Recent conversations about learning to read and write point to the importance of supporting young readers in the ability to hear and manipulate the sounds in our language. After reading several research articles to expand my understanding in this area, I am reminded how the use of interactive writing is such a powerful instructional context for supporting children’s abilities to hear and segment the individual sounds in our language. It’s also an opportunity to demonstrate and strengthen understandings of how the individual sounds (phonemes) of the English language link to letters (phonograms).
Decades of educational research has shown that children need to develop phoneme level awareness in kindergarten and first grade. Those who do not may experience reading difficulties that persist for many years. “Without adequate levels of phoneme-level awareness, children do not understand how print works and thus can fail to deploy phonics instruction that teachers provide” (ILA, 2020, p.4).
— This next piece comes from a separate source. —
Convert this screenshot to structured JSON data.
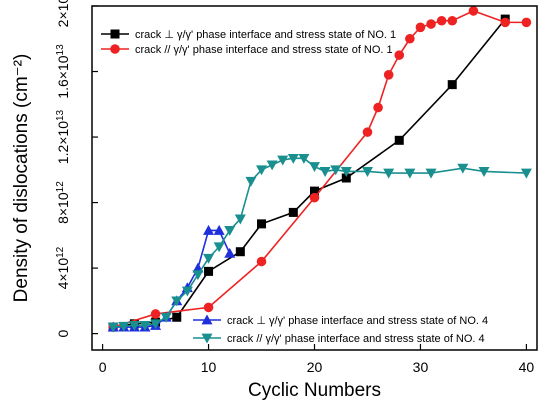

Teachers can use some highly effective instructional moves during interactive writing to support children’s development of phonemic awareness and their abilities to link sounds to letters.
The Process of Developing Phonemic Awareness (sensitivity to individual sounds)
During interactive writing, first demonstrate how to say words slowly to hear the individual phonemes. Have children focus on your mouth and listen for the sounds as you say the words. The goal is for your students to understand the process as something they will do with their own mouths.
Next insist that the children say the words slowly themselves and pronounce them out loud. By feeling the movement of the mouth, lips, tongue and the airflow created, children develop a sensitivity to how the sounds are made as they articulate them. Researcher Linnea Ehri states “articulatory gestures rather than acoustic features represent phonemes in the brain…Whereas sounds are ephemeral and disappear as soon as they are heard, mouth positions are tangible and can be felt, viewed in a mirror, and analyzed by learners” (Ehri, 2014, p.10).
Connecting Sounds to Letters (Graphemes to Phonemes)
Ask children to listen for individual sounds they know in the words of the message you are writing together. Now the task is to say a word and connect the sounds to letters. You might help the child link the sounds to letters in other words they know. The use of a name chart can be a powerful tool to help children make letter to sound associations. For example, if kindergarteners are writing about a birthday party, the word birthday could be linked with the names of Bobby and Bettina who are children in the class. The teacher might say, “Birthday starts with the same sound as Bobby and Bettina. What letter will we see at the beginning of birthday?” This helps young children make important phonological connections (McCarrier, et al, 2000, p.116).
Hearing the sounds in words will proceed from simple to more complex tasks. Initially, support children in making any kind of connection they can to identify a sound at the beginning, middle, or end of a word to a letter that they know, always asking the children to articulate the word slowly. Later, as their letter to sound knowledge grows, ask them to link the phonemes in sequence to the letters that make the sounds, and even begin to listen for phonograms they know.
A key learning goal of interactive writing is to foster children’s abilities to hear sounds in words and then link them to letters that represent them. If you include 10 minutes a day of interactive writing in the kindergarten and first grade curriculum, you will most likely see dramatic gains in children’s phonemic awareness and their abilities to connect graphemes to phonemes (letter – sound relationships). Additionally, young children will gain deeper understandings of the purposes for writing and the writing process; learn about composing a text and the conventions of print; and they will begin to shape their positive identities as writers. In sum, its power cannot be overstated!
References
Ehri, L. C. (2014). Orthographic mapping in the acquisition of sight word reading, spelling memory, and vocabulary learning. Scientific Studies of Reading, 18(1), 5-21.
International Literacy Association. (2020). Phonological awareness in early childhood literacy development [Position statement and research brief]. Newark, DE: Author.
McCarrier, A., Pinnell, G. S., & Fountas, I. C. (2000). Interactive Writing: How Language & Literacy Come Together, K-2. Heinemann.
Roth, K., & Guinee, K. (2011). Ten minutes a day: The impact of Interactive Writing instruction on first graders’ independent writing. Journal of early childhood literacy, 11(3), 331-361.